Обитательницы второго отделения любили немного задержаться, чтобы обменяться с капелланом рукопожатиями, поговорить с ним о домашних делах, мы же, жительницы четвертого отделения, чувствуя тревогу при виде такого дружелюбия, похожего на симптом какой-то неизлечимой болезни, которая может очень легко передаться и нам, торопились побыстрее выйти и отправиться по устланному незабудками парку к своим палатам. Любое описание пациенток из второго отделения будет банальностью по сравнению с тем, что они являли собой на самом деле.
«Они по-своему счастливы».
«Там настолько все далеко зашло, что они уже и не страдают».

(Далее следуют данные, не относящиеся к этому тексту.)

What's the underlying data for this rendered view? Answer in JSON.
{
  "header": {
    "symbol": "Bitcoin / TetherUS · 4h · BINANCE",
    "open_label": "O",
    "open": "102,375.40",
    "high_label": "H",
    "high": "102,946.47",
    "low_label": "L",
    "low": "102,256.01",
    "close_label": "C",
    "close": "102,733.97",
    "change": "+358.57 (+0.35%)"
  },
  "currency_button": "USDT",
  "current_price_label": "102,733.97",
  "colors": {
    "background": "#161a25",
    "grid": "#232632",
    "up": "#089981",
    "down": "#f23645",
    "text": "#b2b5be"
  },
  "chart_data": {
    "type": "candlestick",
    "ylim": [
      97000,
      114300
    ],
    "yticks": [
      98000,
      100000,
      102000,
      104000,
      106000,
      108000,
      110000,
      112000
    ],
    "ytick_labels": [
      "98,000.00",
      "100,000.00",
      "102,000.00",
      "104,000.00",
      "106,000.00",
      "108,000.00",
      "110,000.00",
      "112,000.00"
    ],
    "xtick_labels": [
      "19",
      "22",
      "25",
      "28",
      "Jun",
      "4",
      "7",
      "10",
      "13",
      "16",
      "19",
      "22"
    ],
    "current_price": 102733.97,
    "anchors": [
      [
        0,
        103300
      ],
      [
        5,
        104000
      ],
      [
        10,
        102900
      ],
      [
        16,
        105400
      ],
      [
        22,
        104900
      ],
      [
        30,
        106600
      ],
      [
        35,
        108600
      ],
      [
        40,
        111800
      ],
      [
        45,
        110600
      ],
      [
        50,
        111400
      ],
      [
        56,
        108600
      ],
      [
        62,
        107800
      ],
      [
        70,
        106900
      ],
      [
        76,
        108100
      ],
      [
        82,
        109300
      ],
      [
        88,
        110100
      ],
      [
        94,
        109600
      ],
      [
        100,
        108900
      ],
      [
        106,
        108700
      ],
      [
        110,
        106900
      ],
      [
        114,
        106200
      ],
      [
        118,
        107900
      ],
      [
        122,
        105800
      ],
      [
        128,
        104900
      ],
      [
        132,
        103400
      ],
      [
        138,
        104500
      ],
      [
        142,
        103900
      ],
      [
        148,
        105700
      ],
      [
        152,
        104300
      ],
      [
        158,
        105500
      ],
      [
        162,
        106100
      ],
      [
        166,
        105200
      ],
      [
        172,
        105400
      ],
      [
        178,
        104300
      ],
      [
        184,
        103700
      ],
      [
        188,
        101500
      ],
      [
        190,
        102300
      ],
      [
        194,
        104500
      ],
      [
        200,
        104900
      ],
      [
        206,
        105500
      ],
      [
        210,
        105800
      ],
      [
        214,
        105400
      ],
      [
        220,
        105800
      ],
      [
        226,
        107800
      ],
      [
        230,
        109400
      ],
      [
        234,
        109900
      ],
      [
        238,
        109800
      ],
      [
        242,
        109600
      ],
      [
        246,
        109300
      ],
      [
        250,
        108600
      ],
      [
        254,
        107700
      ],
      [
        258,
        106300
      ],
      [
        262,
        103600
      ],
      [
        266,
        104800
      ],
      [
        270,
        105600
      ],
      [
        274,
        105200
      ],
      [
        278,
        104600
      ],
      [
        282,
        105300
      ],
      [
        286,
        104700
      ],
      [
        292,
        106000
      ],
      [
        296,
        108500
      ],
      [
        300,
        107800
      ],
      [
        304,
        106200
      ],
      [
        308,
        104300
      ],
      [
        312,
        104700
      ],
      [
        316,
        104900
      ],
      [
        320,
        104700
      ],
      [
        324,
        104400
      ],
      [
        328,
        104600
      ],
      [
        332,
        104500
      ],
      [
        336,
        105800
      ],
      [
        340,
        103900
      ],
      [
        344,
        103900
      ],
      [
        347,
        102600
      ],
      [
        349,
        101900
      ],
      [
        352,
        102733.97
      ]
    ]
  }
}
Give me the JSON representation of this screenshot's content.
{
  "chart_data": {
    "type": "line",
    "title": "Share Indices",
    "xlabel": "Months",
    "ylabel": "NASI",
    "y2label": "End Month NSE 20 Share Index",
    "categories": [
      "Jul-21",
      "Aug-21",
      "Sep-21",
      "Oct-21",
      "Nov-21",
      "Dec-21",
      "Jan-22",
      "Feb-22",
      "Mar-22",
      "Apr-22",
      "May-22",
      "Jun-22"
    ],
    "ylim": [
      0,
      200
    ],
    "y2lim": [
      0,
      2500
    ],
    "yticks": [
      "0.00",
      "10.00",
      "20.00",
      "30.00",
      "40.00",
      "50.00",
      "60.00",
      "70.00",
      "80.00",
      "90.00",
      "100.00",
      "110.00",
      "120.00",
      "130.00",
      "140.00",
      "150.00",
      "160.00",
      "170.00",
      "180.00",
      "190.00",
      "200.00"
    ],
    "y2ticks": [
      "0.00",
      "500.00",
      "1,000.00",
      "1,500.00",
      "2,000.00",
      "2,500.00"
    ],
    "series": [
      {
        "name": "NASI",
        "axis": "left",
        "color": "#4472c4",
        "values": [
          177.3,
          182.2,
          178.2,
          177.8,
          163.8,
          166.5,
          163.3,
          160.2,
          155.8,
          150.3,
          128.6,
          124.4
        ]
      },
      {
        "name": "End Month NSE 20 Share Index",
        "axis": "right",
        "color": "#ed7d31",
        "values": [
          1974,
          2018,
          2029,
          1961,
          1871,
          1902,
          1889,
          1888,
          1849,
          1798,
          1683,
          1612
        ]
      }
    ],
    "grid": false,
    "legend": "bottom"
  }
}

«Они привыкли, поэтому не обращают особого внимания».
«Да им все равно».
Они не давали мне покоя; не те, что посещали мессы, а те, которых я могла видеть через забор, окружавший их двор и парк. Кто были эти женщины? И почему попали в больницу? Почему они были так не похожи на обычных людей на улицах городов Большого Мира? И что значили все эти подарки или отбросы, которые они перекидывали через забор: лоскуты, корки, экскременты, башмаки? Делали ли они это из любви или ненависти к тому, что скрывала от них ограда?